Yoneda algebras of the triplet vertex operator algebra

TL;DR

This paper investigates the algebraic structures associated with the triplet vertex operator algebra, comparing categories and their Ext quivers, Morita equivalences, and Yoneda algebras, revealing infinite global dimension and Koszul properties.

Contribution

It provides a detailed analysis of the abelian categories related to the triplet VOA, including their Ext quivers, Morita equivalences, and Yoneda algebras, especially in the non-rational case.

Findings

The categories have infinite global dimension.

The Zhu algebra and associated graded algebra are isomorphic and also have infinite global dimension.

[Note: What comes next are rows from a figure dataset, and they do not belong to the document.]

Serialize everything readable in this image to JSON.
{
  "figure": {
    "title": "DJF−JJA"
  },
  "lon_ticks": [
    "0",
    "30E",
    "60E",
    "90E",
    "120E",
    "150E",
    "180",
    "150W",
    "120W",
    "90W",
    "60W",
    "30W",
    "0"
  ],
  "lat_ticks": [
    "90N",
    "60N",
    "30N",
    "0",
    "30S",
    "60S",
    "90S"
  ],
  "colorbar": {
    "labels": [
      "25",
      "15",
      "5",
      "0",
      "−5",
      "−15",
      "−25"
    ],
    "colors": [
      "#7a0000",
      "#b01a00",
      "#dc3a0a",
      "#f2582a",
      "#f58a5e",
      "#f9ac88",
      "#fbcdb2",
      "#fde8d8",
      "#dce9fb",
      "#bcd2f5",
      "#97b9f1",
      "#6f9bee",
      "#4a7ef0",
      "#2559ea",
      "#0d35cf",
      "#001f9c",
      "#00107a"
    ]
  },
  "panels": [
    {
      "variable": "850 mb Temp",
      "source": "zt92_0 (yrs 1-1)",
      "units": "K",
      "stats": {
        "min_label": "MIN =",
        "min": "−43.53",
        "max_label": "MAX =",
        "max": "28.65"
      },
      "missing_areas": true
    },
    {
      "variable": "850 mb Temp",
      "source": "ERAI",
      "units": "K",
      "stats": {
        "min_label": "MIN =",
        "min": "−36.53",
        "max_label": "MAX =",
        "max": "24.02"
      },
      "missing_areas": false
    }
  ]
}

The module categories exhibit specific Koszul properties.

Abstract

Given a vertex operator algebra $V$, one can construct two associative algebras, the Zhu algebra $A(V)$ and the $C_2$-algebra $R(V)$. This gives rise to two abelian categories $A(V)-\text{Mod}$ and $R(V)-\text{Mod}$, in addition to the category of admissible modules of $V$. In case $V$ is rational and $C_2$-cofinite, the category of admissible $V$-modules and the category of all $A(V)$-modules are equivalent. However, when $V$ is not rational, the connection between these two categories is unclear. The goal of this paper is to study the triplet vertex operator algebra $\mathcal{W}(p)$, as an example to compare these three categories, in terms of abelian categories. For each of these three abelian categories, we will determine the associated Ext quiver, the Morita equivalent basic algebra, i.e., the algebra $ \text{End} (\oplus_{L\in \text{Irr}} P_L)^{op}$, and the Yoneda algebra $\text{Ext}^{*}(\oplus_{L\in \text{Irr}}L, \oplus_{L\in \text{Irr}}L)$. As a consequence, the category of admissible log-modules for the triplet VOA $ \mathcal W(p)$ has infinite global dimension, as do the Zhu algebra $A(\mathcal W(p))$, and the associated graded algebra $\text{gr} \ A(\mathcal W(p))$ which is isomorphic to $R(\mathcal W(p))$. We also describe the Koszul properties of the module categories of $ \mathcal W(p)$, $A(\mathcal W(p))$ and $\text{gr} \ A(\mathcal W(p))$.